Tan Safer With A Tanning Bed Timer
It is no secret that tanning, whether in natural sunlight or an indoor bed, may cause sunburn and lead to skin cancer. That risk, however, can be reduced by ensuring to proper operation of a tanning bed timer.
Tanning salon operators essentially control the tanning times but many leave it up to the individual to set the tanning bed timer. The exception being some of the larger, busier salons where they have software connected to each bed and the bed itself has only an on and off switch. Once the switch is activated, the computer software controls the tanning bed timer and the bed automatically shuts off at the end for the prescribed time.
The tanning bed timer can be an important ally in the fight against skin cancer. At the beginning of the tanning season, exposure to ultraviolet light should be regulated. Medical experts recommend starting out with about five minute sessions and building up from there.
Not all in the same day, either. Once-a-day sessions are better at developing a tan and keeping it looking healthy and even.
A suntan is a visible presence of melanin, which the body produces when exposed to ultraviolet light as a protection against burning. The body requires from three to five days to produce new melanin so trying to create a tan in a day or two will not work. Staying in a tanning bed longer can’t speed the natural process.
FDA Requires Tanning Bed Labeling
The Food and Drug Administration (FDA) has regulated tanning beds since 1979, establishing performance standards for the equipment. When the industry developed UVA-emitting bulbs, which are longer wave ultraviolet lamps, the tanning bed timer was adjusted to allow for longer exposure times.
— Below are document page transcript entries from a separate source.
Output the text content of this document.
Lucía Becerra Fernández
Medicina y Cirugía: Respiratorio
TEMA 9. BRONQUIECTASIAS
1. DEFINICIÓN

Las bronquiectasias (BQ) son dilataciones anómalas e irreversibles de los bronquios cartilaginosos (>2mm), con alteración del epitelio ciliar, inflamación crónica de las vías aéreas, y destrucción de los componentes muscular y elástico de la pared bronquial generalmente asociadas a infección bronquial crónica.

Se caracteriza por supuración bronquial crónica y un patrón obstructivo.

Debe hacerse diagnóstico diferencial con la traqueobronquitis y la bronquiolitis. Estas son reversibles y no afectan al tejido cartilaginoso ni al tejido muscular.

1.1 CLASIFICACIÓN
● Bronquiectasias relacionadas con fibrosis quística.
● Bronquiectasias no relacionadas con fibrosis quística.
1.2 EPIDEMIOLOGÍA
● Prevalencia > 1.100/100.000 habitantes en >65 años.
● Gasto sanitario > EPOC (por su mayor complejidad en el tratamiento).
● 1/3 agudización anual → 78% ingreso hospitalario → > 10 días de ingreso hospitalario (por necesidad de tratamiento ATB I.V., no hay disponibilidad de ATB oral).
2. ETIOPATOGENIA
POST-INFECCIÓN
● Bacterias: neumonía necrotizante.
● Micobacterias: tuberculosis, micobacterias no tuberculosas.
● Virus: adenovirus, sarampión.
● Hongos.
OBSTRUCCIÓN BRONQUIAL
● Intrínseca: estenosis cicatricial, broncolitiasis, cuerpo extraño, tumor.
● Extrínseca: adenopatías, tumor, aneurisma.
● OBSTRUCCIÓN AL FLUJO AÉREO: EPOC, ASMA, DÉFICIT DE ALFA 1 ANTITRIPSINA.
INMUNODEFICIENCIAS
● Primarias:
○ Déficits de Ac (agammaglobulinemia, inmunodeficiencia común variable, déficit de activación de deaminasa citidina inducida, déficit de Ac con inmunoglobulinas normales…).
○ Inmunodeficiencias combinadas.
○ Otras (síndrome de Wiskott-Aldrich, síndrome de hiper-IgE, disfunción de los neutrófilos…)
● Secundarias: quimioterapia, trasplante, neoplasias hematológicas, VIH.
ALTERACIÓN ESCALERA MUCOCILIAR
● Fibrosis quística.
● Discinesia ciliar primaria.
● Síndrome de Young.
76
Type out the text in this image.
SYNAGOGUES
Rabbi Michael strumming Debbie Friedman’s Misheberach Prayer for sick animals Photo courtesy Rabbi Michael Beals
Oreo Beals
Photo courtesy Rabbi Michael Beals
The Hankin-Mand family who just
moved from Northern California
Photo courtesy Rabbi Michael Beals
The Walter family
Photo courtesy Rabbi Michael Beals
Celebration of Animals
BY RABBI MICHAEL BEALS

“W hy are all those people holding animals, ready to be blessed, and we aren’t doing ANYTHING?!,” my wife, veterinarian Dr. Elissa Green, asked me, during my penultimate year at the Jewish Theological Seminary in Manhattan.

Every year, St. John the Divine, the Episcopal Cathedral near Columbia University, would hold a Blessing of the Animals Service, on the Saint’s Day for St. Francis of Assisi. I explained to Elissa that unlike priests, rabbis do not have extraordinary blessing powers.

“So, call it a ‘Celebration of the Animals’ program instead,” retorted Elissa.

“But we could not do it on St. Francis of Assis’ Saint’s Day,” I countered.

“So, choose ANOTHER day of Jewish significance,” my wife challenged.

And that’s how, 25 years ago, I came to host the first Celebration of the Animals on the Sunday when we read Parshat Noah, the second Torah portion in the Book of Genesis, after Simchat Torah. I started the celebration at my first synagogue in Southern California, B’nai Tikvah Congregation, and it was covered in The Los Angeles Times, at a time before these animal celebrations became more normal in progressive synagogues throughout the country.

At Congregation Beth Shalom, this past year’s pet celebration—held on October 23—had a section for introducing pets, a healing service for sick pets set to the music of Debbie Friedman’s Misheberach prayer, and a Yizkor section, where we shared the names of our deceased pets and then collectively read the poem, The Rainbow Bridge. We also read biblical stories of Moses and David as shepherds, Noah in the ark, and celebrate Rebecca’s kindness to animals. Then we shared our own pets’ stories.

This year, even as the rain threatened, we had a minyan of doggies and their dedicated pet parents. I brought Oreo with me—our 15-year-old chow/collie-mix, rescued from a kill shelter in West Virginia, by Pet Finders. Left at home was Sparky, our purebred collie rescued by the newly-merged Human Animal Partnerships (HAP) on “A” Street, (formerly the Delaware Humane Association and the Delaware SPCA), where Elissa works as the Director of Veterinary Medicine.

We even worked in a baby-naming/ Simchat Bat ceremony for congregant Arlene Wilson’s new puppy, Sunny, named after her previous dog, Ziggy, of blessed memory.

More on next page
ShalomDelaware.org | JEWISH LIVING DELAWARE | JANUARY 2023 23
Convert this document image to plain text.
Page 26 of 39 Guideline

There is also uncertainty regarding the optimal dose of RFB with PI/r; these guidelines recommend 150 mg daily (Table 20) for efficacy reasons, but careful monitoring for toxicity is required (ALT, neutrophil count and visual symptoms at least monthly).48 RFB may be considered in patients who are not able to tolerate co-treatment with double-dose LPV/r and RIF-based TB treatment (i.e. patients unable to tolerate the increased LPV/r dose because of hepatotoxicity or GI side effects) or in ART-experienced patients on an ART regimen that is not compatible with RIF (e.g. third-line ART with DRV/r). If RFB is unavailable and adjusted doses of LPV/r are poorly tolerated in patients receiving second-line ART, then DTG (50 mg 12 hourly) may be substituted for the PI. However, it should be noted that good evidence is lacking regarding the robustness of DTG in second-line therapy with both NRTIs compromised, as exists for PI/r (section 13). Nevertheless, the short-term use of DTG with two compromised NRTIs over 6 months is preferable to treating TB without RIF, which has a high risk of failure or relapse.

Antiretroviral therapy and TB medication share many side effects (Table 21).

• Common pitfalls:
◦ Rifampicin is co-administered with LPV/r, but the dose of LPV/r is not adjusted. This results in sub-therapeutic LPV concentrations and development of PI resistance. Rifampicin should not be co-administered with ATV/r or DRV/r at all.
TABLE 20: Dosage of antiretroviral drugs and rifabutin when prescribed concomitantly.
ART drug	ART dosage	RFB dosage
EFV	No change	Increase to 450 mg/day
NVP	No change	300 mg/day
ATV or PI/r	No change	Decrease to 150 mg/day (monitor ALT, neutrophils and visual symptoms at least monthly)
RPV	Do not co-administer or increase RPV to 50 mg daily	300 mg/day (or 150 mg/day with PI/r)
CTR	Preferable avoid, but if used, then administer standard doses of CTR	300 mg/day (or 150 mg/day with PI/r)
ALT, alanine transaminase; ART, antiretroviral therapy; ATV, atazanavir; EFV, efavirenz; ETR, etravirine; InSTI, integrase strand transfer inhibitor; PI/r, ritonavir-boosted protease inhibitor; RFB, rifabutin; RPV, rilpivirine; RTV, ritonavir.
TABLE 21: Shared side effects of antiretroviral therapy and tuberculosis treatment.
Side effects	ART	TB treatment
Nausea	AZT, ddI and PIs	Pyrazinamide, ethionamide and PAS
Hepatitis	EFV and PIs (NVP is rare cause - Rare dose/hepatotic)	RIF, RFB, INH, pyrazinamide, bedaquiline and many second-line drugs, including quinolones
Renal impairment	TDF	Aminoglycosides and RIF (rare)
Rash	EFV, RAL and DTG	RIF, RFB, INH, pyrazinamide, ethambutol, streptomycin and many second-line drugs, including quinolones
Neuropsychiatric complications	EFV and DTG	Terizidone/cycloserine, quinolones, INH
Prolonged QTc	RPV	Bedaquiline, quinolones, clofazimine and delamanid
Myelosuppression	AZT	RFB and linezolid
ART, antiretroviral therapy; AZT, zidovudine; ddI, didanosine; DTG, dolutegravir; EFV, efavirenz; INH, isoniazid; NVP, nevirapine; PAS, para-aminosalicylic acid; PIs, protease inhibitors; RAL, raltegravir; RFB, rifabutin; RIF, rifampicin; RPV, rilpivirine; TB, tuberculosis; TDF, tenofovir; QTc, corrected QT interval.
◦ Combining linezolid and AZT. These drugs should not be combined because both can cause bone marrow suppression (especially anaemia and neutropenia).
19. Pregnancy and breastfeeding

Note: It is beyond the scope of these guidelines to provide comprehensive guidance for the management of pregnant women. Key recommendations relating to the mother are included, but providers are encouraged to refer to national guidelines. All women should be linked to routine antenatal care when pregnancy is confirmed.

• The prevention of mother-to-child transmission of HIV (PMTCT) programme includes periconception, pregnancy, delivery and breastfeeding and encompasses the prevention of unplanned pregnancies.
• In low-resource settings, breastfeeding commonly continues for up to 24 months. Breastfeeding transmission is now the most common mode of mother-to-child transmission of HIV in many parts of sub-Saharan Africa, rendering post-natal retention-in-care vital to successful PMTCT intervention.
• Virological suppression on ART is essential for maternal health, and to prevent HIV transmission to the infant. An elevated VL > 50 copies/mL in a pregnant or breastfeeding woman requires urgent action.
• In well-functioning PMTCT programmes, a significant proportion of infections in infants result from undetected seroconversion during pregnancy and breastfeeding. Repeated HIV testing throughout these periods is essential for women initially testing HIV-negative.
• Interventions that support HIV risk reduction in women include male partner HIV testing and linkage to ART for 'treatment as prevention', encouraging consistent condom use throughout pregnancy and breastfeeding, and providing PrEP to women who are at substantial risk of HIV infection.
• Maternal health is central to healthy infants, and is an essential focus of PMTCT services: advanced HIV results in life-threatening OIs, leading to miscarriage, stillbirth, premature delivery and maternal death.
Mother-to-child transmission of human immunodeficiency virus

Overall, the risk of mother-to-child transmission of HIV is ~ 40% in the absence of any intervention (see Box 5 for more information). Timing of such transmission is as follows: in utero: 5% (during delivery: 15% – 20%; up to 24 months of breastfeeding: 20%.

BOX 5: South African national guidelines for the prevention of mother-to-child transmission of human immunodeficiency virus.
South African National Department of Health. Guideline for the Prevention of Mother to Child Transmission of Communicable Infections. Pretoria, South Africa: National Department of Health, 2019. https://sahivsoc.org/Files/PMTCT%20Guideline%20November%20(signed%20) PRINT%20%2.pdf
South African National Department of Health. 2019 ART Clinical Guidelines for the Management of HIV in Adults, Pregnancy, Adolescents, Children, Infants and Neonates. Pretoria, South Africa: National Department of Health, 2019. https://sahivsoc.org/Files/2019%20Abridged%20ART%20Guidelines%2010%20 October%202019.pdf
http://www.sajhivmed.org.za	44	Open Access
While the FDA does not support the use of indoor tanning beds, believing that even one sunburn can aid the development of skin cancer, it notes that if a person must tan, care and use of a tanning bed timer is essential. The FDA also requires all tanning bed manufacturers to supply and the user post guidelines for the tanning bed timer regulating the time a person is exposed to the ultraviolet light.
In a recent issue of the Journal of the American Academy of Dermatology it was noted that persons tan not only because it develops a desirable appearance but also, due to the relaxing effects of ultraviolet light, may be addicting. They have suggested further study is necessary to further understand this activity.